М.Ш.: На мой взгляд, они формируют некое целое. Без холокоста судьбы польских диссидентов развивались бы иначе. Это была основная база их биографии. В Польше среди диссидентов было много поляков еврейского происхождения, и очень часто они были детьми польско-еврейских сталинистов. Если они хотели понять свою биографию и решения своих родителей, они не могли не думать о холокосте — даже тогда, когда о нем принято было помалкивать. Хотя это продолжительное молчание тоже имело значение. Это была неотъемлемая часть опыта поколения, которое пережило войну.

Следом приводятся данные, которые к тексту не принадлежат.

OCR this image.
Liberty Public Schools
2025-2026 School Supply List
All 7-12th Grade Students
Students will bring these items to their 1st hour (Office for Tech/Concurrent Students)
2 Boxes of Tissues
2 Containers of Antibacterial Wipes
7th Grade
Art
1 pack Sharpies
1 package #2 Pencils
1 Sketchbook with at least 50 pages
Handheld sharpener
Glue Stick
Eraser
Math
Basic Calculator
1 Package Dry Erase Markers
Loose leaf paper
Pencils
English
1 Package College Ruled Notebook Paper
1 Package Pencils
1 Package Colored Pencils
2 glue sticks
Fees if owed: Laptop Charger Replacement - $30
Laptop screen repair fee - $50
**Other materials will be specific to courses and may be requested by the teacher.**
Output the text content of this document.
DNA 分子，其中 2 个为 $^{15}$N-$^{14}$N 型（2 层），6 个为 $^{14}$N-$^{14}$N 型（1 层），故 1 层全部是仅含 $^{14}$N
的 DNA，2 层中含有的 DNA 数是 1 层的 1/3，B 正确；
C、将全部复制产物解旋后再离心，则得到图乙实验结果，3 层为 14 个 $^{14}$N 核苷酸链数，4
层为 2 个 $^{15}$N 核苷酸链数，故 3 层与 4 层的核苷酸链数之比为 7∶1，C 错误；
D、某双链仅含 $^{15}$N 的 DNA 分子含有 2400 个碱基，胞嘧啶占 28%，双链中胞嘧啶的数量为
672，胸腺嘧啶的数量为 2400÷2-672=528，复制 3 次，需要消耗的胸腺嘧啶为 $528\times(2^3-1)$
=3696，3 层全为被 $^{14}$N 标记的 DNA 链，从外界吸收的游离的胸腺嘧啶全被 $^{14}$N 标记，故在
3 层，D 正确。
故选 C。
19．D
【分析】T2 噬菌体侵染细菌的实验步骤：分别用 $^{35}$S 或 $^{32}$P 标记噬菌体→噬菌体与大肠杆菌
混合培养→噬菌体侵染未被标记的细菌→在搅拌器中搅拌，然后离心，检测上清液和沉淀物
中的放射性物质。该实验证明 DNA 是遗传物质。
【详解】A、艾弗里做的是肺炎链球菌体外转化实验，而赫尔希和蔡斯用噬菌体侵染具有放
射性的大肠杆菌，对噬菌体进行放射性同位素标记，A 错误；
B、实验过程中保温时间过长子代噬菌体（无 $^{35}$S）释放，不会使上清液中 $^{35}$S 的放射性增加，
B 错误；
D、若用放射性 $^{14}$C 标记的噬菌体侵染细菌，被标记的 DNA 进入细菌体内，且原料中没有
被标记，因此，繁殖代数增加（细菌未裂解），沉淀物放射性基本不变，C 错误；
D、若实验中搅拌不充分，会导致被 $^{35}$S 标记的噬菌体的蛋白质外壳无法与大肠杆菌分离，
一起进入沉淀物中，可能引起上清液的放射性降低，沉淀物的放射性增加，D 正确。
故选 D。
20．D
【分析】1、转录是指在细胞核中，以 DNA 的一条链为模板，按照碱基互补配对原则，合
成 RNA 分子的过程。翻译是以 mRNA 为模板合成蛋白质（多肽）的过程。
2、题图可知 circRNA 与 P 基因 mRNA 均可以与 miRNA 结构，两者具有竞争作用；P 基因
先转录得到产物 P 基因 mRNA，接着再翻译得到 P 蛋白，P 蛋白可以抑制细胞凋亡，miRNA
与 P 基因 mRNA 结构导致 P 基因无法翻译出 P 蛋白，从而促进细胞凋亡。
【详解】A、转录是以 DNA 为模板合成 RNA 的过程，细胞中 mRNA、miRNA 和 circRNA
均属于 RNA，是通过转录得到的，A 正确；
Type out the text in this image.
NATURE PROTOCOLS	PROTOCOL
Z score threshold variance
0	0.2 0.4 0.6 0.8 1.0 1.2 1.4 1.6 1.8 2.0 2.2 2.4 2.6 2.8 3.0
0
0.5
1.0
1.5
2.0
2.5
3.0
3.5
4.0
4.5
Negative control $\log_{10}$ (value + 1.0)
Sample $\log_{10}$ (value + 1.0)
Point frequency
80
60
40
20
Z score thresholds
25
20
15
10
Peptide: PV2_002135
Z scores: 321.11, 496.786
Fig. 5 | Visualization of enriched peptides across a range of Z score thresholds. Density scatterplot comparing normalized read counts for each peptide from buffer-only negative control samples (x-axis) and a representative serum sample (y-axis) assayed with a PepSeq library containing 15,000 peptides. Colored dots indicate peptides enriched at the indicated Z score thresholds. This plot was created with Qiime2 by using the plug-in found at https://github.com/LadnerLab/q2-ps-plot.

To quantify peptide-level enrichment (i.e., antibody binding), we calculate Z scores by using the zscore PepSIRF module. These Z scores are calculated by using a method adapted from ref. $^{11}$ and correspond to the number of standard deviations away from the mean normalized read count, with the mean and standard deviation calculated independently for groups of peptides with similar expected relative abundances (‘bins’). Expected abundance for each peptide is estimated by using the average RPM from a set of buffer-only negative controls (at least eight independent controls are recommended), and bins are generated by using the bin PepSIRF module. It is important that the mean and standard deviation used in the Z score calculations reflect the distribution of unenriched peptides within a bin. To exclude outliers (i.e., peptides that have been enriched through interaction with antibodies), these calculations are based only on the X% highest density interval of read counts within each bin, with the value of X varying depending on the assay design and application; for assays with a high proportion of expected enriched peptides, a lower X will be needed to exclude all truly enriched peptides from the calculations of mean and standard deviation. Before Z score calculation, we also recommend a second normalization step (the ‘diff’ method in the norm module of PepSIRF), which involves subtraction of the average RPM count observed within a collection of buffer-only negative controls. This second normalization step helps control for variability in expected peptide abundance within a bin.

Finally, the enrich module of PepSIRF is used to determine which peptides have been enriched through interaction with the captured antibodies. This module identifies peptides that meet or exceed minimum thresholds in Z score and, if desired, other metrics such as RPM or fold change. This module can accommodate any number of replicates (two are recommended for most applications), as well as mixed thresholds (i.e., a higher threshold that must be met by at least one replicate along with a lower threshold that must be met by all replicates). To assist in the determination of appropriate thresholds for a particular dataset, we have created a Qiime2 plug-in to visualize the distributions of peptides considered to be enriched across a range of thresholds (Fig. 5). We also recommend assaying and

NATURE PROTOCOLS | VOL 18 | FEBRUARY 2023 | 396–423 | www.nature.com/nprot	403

Тогда мир выглядел драматично — так, как будто единственно возможным был выбор между нацизмом и коммунизмом.

Я.К.: Откроешь нам, о чем будет твоя следующая книга?

М.Ш.: Я работаю — хотя и очень медленно, из-за своих маленьких детей, о которых я уже говорила, — над книгой о встречах (так, как «встречи» понимал еще Юзеф Тишнер) между лицами, связанными с феноменологическим движением в Центрально-Восточной Европе. Но мое внимание слегка отвлекла революция в Киеве.

Я.К.: Так почему ты о ней не напишешь?

М.Ш.: Я побаиваюсь писать о современности. И люблю, и предпочитаю пользоваться возможностью смотреть на все из перспективы времени. Мне хочется написать об Украине, хотя я не уверена, что у меня есть на это право. Справлюсь ли я с этим без временной перспективы и длительного пребывания на месте событий — в Киеве, на востоке? Но все-таки сейчас мне трудно отвлечься от этих событий.